In 1997, then Executive Director Barbara Pearce, introduced Search Institute’s 40 Developmental Assets framework to The Georgetown Project. The framework is 40 research-based, positive experiences and qualities that influence young people’s development, helping them become caring, responsible, and productive adults. Ever since Pearce brought the framework to Georgetown, the 40 Developmental Assets framework has been the foundation of every program they provide.
However, the surrounding community is rapidly changing. In 2000, the population in the Georgetown area that was considered low-income families was at 25%. Presently, it has reached 40-58% and the Latinx population has grown significantly as well. In order to provide the appropriate services for the community, The Georgetown Project utilizes Search Institute’s Youth and Program Strengths (YAPS) survey and the Developmental Assets Profile (DAP) to measure the level of Developmental Assets among their youth and build their needs into their programs. The Georgetown Project and 35 other youth service organizations, “meet on a monthly basis to publish data and identify gaps in services for youth in the area… as a way to make quality improvements in our programs,” says CEO Leslie Janca.
Due to the changing needs of youth in the area, their After School Action Program was established in 1998 and it became Georgetown’s first after-school care program for middle school students.

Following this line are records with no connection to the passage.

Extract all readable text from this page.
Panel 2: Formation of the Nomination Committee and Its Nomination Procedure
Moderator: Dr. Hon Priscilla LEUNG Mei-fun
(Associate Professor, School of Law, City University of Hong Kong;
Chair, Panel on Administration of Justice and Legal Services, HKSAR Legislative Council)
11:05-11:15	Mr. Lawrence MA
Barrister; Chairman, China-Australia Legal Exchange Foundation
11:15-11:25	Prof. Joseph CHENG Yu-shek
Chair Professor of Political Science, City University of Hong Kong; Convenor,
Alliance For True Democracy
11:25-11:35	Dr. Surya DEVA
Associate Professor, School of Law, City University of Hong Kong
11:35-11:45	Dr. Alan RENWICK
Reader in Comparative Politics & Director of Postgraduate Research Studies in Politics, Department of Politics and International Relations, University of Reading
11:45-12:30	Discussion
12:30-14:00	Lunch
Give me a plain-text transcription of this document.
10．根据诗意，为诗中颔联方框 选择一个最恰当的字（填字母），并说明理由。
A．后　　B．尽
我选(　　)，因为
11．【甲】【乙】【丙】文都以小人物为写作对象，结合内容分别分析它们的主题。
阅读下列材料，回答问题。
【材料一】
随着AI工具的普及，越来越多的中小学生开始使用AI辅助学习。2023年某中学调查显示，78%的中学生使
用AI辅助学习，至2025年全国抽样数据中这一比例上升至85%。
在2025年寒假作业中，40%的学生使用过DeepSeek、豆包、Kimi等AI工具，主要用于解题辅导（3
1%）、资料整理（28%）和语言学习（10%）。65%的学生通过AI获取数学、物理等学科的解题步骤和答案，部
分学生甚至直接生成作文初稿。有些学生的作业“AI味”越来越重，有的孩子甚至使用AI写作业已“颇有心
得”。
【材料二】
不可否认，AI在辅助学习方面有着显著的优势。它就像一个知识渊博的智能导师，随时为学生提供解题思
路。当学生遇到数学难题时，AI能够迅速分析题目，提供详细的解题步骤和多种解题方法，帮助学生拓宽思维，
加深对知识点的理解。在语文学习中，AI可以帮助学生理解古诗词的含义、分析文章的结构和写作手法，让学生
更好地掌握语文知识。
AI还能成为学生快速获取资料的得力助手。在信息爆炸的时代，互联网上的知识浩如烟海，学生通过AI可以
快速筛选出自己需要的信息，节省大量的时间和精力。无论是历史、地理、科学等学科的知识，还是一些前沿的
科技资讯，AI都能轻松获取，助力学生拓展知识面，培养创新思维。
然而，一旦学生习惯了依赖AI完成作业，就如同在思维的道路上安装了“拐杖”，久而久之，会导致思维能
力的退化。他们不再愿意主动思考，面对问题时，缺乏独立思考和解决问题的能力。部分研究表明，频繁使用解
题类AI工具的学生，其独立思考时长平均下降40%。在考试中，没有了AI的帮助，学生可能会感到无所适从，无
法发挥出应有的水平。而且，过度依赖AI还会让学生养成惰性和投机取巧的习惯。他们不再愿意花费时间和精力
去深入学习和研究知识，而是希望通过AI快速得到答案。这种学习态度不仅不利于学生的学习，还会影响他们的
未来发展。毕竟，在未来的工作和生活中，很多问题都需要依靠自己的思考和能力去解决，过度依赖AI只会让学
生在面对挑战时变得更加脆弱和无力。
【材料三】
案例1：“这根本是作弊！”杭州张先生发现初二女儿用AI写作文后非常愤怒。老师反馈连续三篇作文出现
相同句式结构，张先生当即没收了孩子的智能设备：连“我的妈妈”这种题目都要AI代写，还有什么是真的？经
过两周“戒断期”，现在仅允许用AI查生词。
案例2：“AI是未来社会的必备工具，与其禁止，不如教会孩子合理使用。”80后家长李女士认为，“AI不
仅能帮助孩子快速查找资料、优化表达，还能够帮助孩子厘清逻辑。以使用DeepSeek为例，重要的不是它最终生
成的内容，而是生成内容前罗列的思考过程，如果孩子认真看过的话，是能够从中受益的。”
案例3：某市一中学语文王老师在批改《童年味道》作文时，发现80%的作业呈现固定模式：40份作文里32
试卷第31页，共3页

They provide consistent and relevant care for these youths.
Another example of Search Institute’s framework within The Georgetown Project’s programs is the NEST, an after-school program specifically for high school aged youth who are living in transition, homeless, or at risk. The NEST was inspired by one teenager in particular— Lydia Garcia. Garcia was a homeless youth who came to The Georgetown Project in the 8th grade. She established herself as a leader and led many activities at The Georgetown Project. However, at the end of the day, she was still without a permanent home and faced severe hurdles to her success. Thus, the NEST was born, the first of its kind in Georgetown. “With the challenges Lydia faced, this community really wrapped their arms around her,” Janca states.
The NEST continues to provide enrichment programs, academic aid, counseling, meals, and housing for adolescents. The program ensures that youths learn and understand the Developmental Assets as well.
Through the Georgetown Project’s programs, including their After School Action Program and the NEST, Search Institute’s framework can be seen having a significant impact. Search Institute provided the foundation for the opportunities that made a difference in the lives of youth like John and Lydia.